This question is an exact duplicate of:
i am new to php and i have run into some problems. I am trying to retrieve data from the database and i have managed to do it and display it as dropdown list, however, i am unable to insert it back to the database with the variable i have selected. Please help.
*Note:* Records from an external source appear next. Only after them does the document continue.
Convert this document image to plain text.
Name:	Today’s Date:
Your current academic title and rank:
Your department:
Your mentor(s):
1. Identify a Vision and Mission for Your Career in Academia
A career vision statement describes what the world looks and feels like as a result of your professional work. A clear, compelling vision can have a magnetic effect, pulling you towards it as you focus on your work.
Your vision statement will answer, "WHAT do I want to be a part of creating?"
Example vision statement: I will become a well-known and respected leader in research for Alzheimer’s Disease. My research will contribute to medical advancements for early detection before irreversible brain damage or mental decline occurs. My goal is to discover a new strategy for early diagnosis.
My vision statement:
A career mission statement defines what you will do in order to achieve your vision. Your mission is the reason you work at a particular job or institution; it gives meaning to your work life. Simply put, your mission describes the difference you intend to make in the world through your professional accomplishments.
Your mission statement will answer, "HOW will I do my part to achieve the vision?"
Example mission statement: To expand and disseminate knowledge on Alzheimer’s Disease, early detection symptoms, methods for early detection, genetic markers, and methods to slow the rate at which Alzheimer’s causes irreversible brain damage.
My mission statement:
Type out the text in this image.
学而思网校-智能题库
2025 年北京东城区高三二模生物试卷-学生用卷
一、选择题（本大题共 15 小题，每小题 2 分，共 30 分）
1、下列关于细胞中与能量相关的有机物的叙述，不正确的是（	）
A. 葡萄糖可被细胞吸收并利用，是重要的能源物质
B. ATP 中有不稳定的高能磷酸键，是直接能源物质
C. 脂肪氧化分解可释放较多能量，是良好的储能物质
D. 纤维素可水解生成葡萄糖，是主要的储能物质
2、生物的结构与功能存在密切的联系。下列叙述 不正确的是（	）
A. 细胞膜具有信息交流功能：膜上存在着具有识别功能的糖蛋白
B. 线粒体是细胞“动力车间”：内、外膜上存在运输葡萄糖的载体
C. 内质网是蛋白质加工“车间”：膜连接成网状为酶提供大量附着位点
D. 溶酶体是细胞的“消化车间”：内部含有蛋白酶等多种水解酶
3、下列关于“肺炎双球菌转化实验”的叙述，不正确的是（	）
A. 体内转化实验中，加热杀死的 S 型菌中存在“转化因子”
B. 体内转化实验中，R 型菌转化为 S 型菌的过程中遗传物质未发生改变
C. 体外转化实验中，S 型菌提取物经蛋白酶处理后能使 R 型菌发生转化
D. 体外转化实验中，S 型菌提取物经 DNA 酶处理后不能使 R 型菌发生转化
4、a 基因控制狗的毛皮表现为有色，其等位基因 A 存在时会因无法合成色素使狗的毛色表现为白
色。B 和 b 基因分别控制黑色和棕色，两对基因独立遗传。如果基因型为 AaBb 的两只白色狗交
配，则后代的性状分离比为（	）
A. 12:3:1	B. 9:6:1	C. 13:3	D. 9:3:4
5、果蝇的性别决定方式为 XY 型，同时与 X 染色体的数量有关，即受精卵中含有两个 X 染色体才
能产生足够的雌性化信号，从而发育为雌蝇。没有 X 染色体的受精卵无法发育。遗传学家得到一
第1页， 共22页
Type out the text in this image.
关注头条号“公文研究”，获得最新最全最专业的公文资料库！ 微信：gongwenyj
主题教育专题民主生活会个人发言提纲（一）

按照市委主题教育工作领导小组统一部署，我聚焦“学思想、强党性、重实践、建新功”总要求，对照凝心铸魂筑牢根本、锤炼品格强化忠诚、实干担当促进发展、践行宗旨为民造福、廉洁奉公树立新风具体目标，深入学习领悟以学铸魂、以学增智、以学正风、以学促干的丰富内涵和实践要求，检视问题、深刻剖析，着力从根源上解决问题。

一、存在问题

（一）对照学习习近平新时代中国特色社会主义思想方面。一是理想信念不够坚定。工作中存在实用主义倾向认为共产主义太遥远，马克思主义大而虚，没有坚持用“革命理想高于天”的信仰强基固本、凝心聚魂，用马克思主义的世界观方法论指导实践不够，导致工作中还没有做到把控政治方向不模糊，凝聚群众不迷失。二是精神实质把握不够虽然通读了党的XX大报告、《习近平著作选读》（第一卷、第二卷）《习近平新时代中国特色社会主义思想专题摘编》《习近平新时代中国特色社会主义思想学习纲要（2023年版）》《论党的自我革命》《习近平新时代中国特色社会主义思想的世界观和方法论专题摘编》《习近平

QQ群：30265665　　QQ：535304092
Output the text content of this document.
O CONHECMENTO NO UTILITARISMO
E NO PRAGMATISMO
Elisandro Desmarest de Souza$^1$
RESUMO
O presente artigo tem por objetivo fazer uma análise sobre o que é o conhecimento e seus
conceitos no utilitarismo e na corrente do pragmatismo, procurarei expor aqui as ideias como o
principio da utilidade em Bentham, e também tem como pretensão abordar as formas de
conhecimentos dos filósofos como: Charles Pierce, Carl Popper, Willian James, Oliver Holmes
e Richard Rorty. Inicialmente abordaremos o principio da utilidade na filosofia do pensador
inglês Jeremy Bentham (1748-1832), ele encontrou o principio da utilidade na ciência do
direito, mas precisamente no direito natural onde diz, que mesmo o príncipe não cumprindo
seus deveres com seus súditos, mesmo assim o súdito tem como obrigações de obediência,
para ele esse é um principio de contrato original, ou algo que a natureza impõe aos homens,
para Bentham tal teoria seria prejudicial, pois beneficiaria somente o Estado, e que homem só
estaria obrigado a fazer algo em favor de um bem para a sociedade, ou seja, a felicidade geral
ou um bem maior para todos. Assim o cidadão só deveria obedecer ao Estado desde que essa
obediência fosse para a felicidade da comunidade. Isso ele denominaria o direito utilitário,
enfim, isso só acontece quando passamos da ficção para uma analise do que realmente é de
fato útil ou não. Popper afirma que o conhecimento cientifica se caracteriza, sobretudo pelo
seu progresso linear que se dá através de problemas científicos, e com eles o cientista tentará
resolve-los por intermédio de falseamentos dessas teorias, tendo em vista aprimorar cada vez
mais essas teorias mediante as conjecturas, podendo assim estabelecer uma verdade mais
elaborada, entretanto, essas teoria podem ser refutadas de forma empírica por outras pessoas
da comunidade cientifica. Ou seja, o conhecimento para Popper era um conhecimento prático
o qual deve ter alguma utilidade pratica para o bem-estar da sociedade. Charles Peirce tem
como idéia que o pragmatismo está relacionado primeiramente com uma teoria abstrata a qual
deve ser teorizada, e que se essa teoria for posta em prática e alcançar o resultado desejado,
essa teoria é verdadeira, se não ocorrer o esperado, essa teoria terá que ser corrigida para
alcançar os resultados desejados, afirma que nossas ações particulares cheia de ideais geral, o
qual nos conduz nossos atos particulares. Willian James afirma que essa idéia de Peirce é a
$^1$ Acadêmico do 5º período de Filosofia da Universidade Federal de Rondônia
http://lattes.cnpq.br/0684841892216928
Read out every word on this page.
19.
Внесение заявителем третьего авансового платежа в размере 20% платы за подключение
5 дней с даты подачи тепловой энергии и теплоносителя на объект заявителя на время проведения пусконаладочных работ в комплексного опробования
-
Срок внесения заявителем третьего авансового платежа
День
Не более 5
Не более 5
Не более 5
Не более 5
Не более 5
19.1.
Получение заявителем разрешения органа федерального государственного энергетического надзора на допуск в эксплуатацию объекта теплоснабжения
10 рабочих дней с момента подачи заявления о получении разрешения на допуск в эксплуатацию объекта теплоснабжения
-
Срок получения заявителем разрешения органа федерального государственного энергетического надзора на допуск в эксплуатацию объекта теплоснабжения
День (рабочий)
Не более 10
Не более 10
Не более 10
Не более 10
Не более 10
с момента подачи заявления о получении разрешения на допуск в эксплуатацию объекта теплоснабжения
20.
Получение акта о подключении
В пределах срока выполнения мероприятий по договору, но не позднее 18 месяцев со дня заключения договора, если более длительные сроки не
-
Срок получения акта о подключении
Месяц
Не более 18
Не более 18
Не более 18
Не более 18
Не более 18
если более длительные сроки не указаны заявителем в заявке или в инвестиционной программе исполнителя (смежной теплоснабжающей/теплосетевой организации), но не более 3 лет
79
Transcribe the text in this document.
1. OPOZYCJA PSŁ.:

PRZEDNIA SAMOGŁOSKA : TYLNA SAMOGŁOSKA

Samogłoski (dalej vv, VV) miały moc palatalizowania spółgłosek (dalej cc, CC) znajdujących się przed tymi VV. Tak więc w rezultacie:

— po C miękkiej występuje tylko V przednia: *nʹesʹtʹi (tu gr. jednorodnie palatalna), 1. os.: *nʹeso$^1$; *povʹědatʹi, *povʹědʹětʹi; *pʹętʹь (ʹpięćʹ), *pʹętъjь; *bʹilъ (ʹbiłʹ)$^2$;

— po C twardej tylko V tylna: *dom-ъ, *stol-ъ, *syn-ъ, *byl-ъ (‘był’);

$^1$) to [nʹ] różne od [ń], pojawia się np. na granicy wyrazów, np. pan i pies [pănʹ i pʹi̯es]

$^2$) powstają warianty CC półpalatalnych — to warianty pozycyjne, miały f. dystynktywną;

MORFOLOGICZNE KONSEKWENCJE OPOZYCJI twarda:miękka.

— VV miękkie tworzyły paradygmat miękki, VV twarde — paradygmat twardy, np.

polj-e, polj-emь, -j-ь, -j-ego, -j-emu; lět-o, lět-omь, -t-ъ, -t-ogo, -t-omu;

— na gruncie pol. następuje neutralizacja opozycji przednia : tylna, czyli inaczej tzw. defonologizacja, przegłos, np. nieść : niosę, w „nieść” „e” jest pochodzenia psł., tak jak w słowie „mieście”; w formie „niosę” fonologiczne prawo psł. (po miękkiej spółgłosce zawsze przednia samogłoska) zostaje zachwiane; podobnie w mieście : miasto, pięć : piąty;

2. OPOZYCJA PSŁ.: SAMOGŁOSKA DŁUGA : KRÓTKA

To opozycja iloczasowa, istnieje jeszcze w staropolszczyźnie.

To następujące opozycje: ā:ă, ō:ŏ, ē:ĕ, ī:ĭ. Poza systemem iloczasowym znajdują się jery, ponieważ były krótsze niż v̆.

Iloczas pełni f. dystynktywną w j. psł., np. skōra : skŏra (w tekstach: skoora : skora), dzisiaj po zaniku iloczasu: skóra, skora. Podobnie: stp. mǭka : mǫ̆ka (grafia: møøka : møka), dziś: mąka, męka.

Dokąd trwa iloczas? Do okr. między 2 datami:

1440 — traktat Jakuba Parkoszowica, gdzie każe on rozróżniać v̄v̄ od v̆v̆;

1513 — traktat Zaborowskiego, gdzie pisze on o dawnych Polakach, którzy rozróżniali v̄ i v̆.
May i know what is the variable that i have post to the next page? (which is the processstaffb.php)
<form action="processstaffb.php" method="post">
<table id="t01">
<td width="1%">
<?php
$mysqli = new mysqli(spf, dbuser, dbpw, db);
$sql="Select sbranch_name from branches";
$result = $mysqli->query($sql);
if ($result->num_rows > 0) {
echo "<select name='sbranch_name'>";
while($row = $result->fetch_assoc()) {
echo "<option value='" . $row['sbranch_name'] . "'>" .$row['sbranch_name'] . "</option>";
}
echo "</select>";
}
$mysqli->close();
?>
</td>
This is the code at processstaffb.php
if (!empty($_POST['sbranch_name']))
{
$sbranch_name =$_POST["$sbranch_name"];
echo "if pass";
echo "$sbranch_name";
}
else
{
$sbranch_name = null;
echo '<p><font color="red">You forgot to enter the branch of the officer!</font></p>';
echo "if fail";
echo "$sbranch_name";
}
</div>
Because you gave your select the name "sbranch_name" you can access the value of the selected option in processstaffb.php with $_POST['sbranch_name'].
Because you are planning to insert the values in your database, this is a good point to learn about PDO prepared statements or MySQLi prepared statements and SQL injections.